Get an insider's perspective on animator jobs.
Did you always want to be an animator?
I grew up drawing cartoons and watching Bugs Bunny on Saturday mornings. Growing up in the 70s and 80s, the movies that inspired me were the mythic fairy tales, like "Star Wars."
I went to Rhode Island School of Design, where I studied illustration and animation. I learned about drawing and painting, design and cartooning—I was trying to figure it all out. When I graduated in 1996, computer animation wasn't as big as it is today, but then "Toy Story" came out.
Through luck, I ended up at Pixar as the first intern hired while "Toy Story" was still in the theaters. I completed my senior year knowing I had a job to come back to in California, which is really rare for an art student.
What do you most enjoy about being an animator?
I really enjoy my coworkers. They have the same interests I do, and they're at least as talented, if not more talented, than I am. As animators, we have to be collaborative. It's hard for an artist's ego to get in the way when you're collaborating like that.
How does the collaboration work?
The bulk of my career as an artist is producing footage. I get a scene and it's my job to animate the scene, to bring it to life, to convince the audience that the character exists as a living, breathing entity. It's kind of an invisible craft.
At Pixar, we caricature these things with 3D models. It's like being an actor or puppeteer. In my department we animate humans; we don't animate the wrinkles on the shirt, or the hair on the monster, or what water does. We're all animating the same character, and we have to collaborate to ensure the acting remains consistent.

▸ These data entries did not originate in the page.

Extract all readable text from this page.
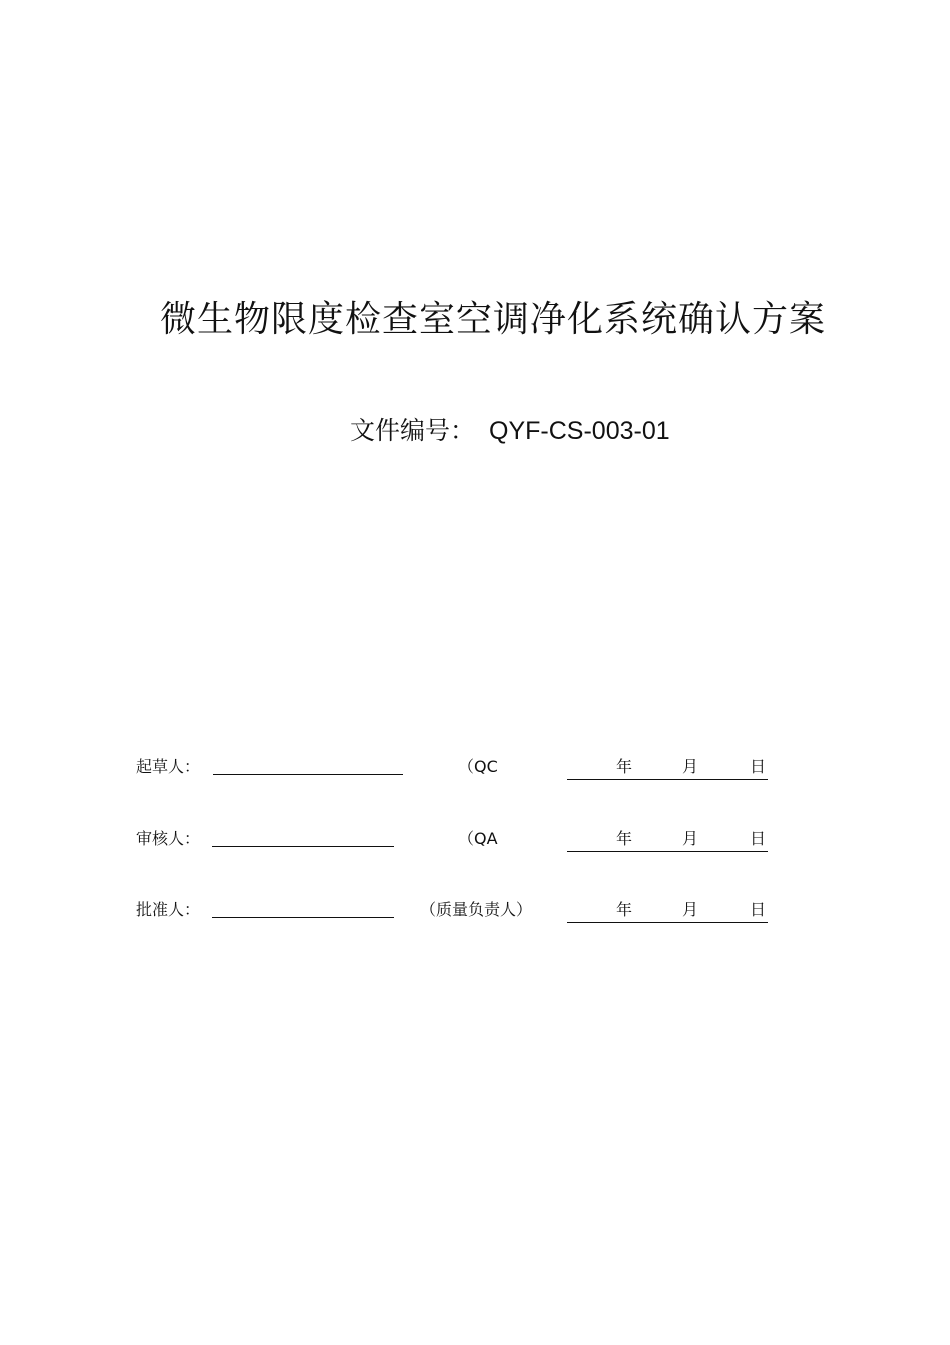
微生物限度检查室空调净化系统确认方案
文件编号： QYF-CS-003-01
起草人：	（QC	年	月	日
审核人：	（QA	年	月	日
批准人：	（质量负责人）	年	月	日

As a supervising animator, my job is to help the director and work with the other departments: story, layout, set direction, lighting. There are all these pieces of the production pipeline, and I'm constantly in contact with the people who are before us and the people down the line.

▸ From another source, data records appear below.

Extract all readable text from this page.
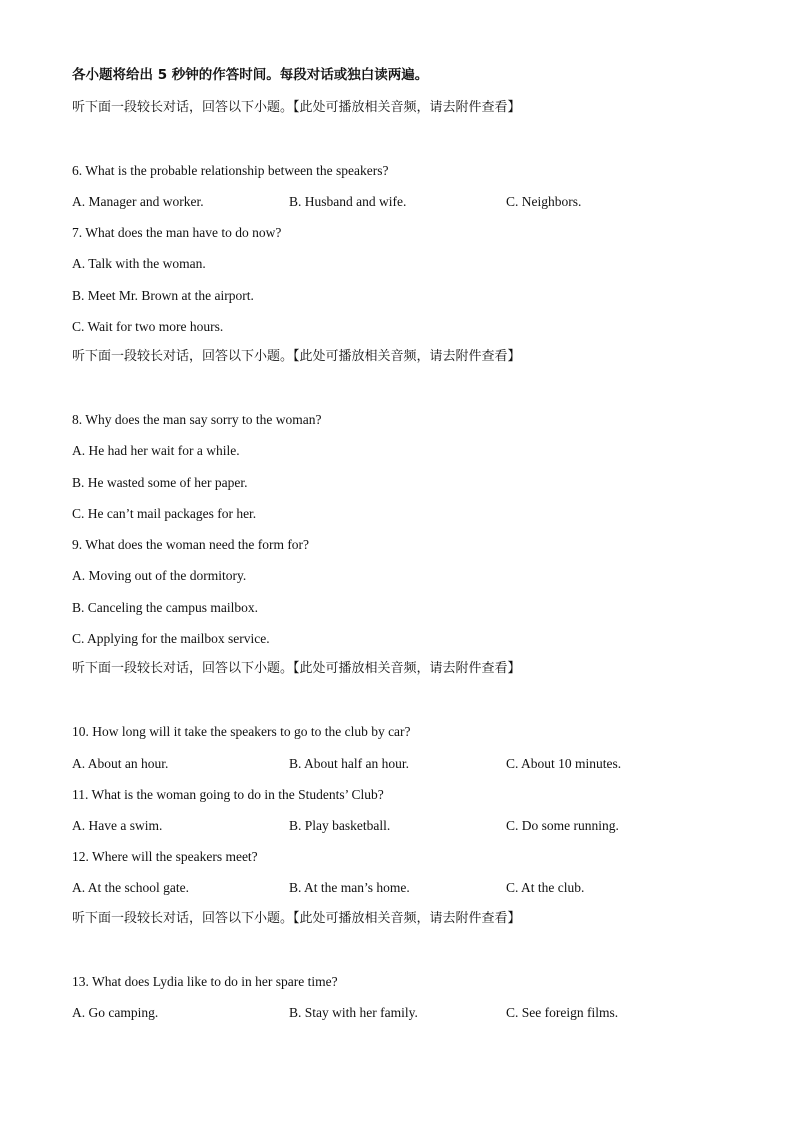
各小题将给出 5 秒钟的作答时间。每段对话或独白读两遍。
听下面一段较长对话，回答以下小题。【此处可播放相关音频，请去附件查看】
6. What is the probable relationship between the speakers?
A. Manager and worker.	B. Husband and wife.	C. Neighbors.
7. What does the man have to do now?
A. Talk with the woman.
B. Meet Mr. Brown at the airport.
C. Wait for two more hours.
听下面一段较长对话，回答以下小题。【此处可播放相关音频，请去附件查看】
8. Why does the man say sorry to the woman?
A. He had her wait for a while.
B. He wasted some of her paper.
C. He can’t mail packages for her.
9. What does the woman need the form for?
A. Moving out of the dormitory.
B. Canceling the campus mailbox.
C. Applying for the mailbox service.
听下面一段较长对话，回答以下小题。【此处可播放相关音频，请去附件查看】
10. How long will it take the speakers to go to the club by car?
A. About an hour.	B. About half an hour.	C. About 10 minutes.
11. What is the woman going to do in the Students’ Club?
A. Have a swim.	B. Play basketball.	C. Do some running.
12. Where will the speakers meet?
A. At the school gate.	B. At the man’s home.	C. At the club.
听下面一段较长对话，回答以下小题。【此处可播放相关音频，请去附件查看】
13. What does Lydia like to do in her spare time?
A. Go camping.	B. Stay with her family.	C. See foreign films.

What's most challenging about being an animator?
Entertaining the audience, while giving them something new or surprising instead of an easy solution. We have to do something new—to make the characters more believable by giving them human flaws. You want to come up with something real, something truthful.

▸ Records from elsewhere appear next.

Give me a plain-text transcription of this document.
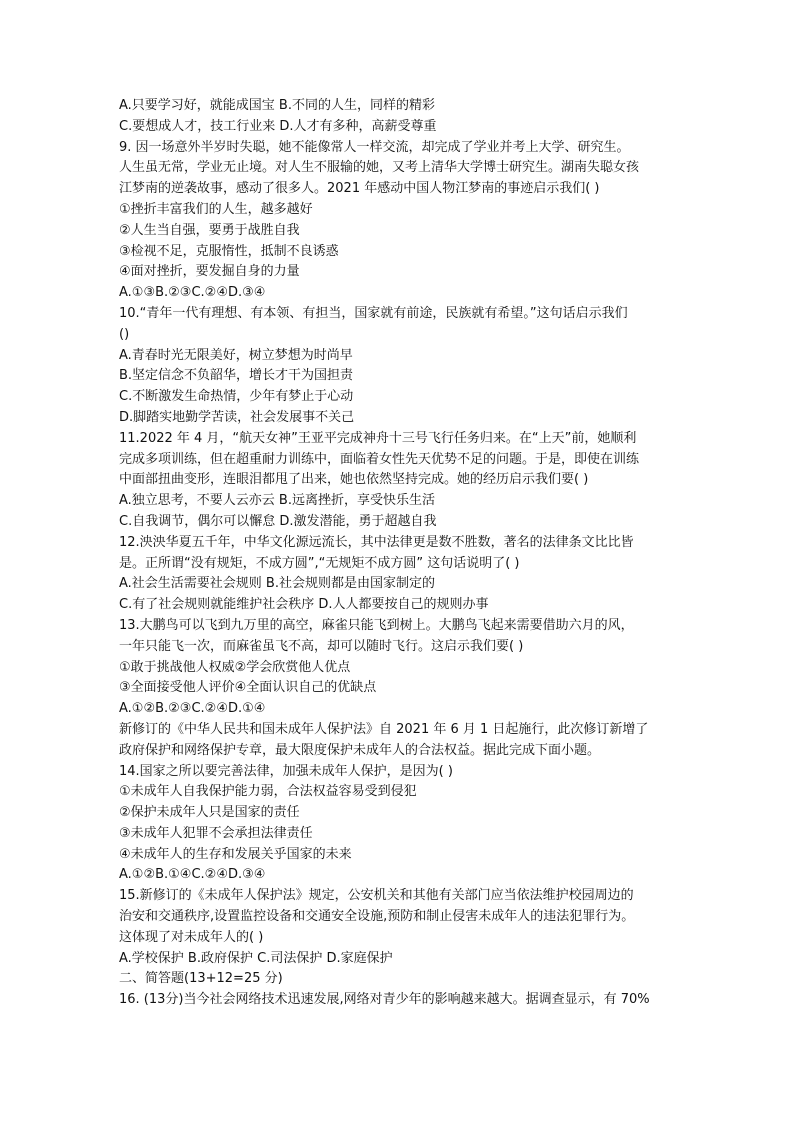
A.只要学习好，就能成国宝 B.不同的人生，同样的精彩
C.要想成人才，技工行业来 D.人才有多种，高薪受尊重
9. 因一场意外半岁时失聪，她不能像常人一样交流，却完成了学业并考上大学、研究生。
人生虽无常，学业无止境。对人生不服输的她，又考上清华大学博士研究生。湖南失聪女孩
江梦南的逆袭故事，感动了很多人。2021 年感动中国人物江梦南的事迹启示我们( )
①挫折丰富我们的人生，越多越好
②人生当自强，要勇于战胜自我
③检视不足，克服惰性，抵制不良诱惑
④面对挫折，要发掘自身的力量
A.①③B.②③C.②④D.③④
10.“青年一代有理想、有本领、有担当，国家就有前途，民族就有希望。”这句话启示我们
()
A.青春时光无限美好，树立梦想为时尚早
B.坚定信念不负韶华，增长才干为国担责
C.不断激发生命热情，少年有梦止于心动
D.脚踏实地勤学苦读，社会发展事不关己
11.2022 年 4 月，“航天女神”王亚平完成神舟十三号飞行任务归来。在“上天”前，她顺利
完成多项训练，但在超重耐力训练中，面临着女性先天优势不足的问题。于是，即使在训练
中面部扭曲变形，连眼泪都甩了出来，她也依然坚持完成。她的经历启示我们要( )
A.独立思考，不要人云亦云 B.远离挫折，享受快乐生活
C.自我调节，偶尔可以懈怠 D.激发潜能，勇于超越自我
12.泱泱华夏五千年，中华文化源远流长，其中法律更是数不胜数，著名的法律条文比比皆
是。正所谓“没有规矩，不成方圆”,“无规矩不成方圆” 这句话说明了( )
A.社会生活需要社会规则 B.社会规则都是由国家制定的
C.有了社会规则就能维护社会秩序 D.人人都要按自己的规则办事
13.大鹏鸟可以飞到九万里的高空，麻雀只能飞到树上。大鹏鸟飞起来需要借助六月的风，
一年只能飞一次，而麻雀虽飞不高，却可以随时飞行。这启示我们要( )
①敢于挑战他人权威②学会欣赏他人优点
③全面接受他人评价④全面认识自己的优缺点
A.①②B.②③C.②④D.①④
新修订的《中华人民共和国未成年人保护法》自 2021 年 6 月 1 日起施行，此次修订新增了
政府保护和网络保护专章，最大限度保护未成年人的合法权益。据此完成下面小题。
14.国家之所以要完善法律，加强未成年人保护，是因为( )
①未成年人自我保护能力弱，合法权益容易受到侵犯
②保护未成年人只是国家的责任
③未成年人犯罪不会承担法律责任
④未成年人的生存和发展关乎国家的未来
A.①②B.①④C.②④D.③④
15.新修订的《未成年人保护法》规定，公安机关和其他有关部门应当依法维护校园周边的
治安和交通秩序,设置监控设备和交通安全设施,预防和制止侵害未成年人的违法犯罪行为。
这体现了对未成年人的( )
A.学校保护 B.政府保护 C.司法保护 D.家庭保护
二、简答题(13+12=25 分)
16. (13分)当今社会网络技术迅速发展,网络对青少年的影响越来越大。据调查显示，有 70%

The best art is not predictable. It has surprises in it. When you get into the performance you've got to layer in subtext and complexities that communicate to the audience, like when the character is smiling, but they're actually sad.
We're working in slow motion, 24 frames a second, beat by beat, pose by pose, to create this performance that's very considered, but it goes by in seconds. It should feel like it's happening for the first time. It's the same thing an improv actor does. It's an introverted form of acting; we're hiding behind the bug or monster. Which is why I like animation. I'm interested in caricaturing things, because caricature often shows more truth than if you're trying to be realistic.
What skills are most important for an animator?
One of the skills people don't realize is important is acting ability, being able to put yourself into another character. If you haven't tried taking an acting or improv class, give it a go.
A sense of design is also important. You aren't animating a hologram; you're animating one camera angle, projected on a flat screen. It's the same thing as a play where the actors are on a proscenium, presenting themselves to the audience.
I tell students to take life-drawing classes, animation classes. It helps to have a good sense of humor, a good sense of story. Animation is a very specific and odd craft. You're combining a lot of different elements into this one art.
Any closing words of wisdom?
Animation isn't a stable field. It's been around for less than 100 years. There have been peaks and lows. Once, animation wasn't successful as a business. Now 2D animation is dead, and 3D animation is popular. You have to love this craft; you have to have faith to make it in this fickle and weird industry.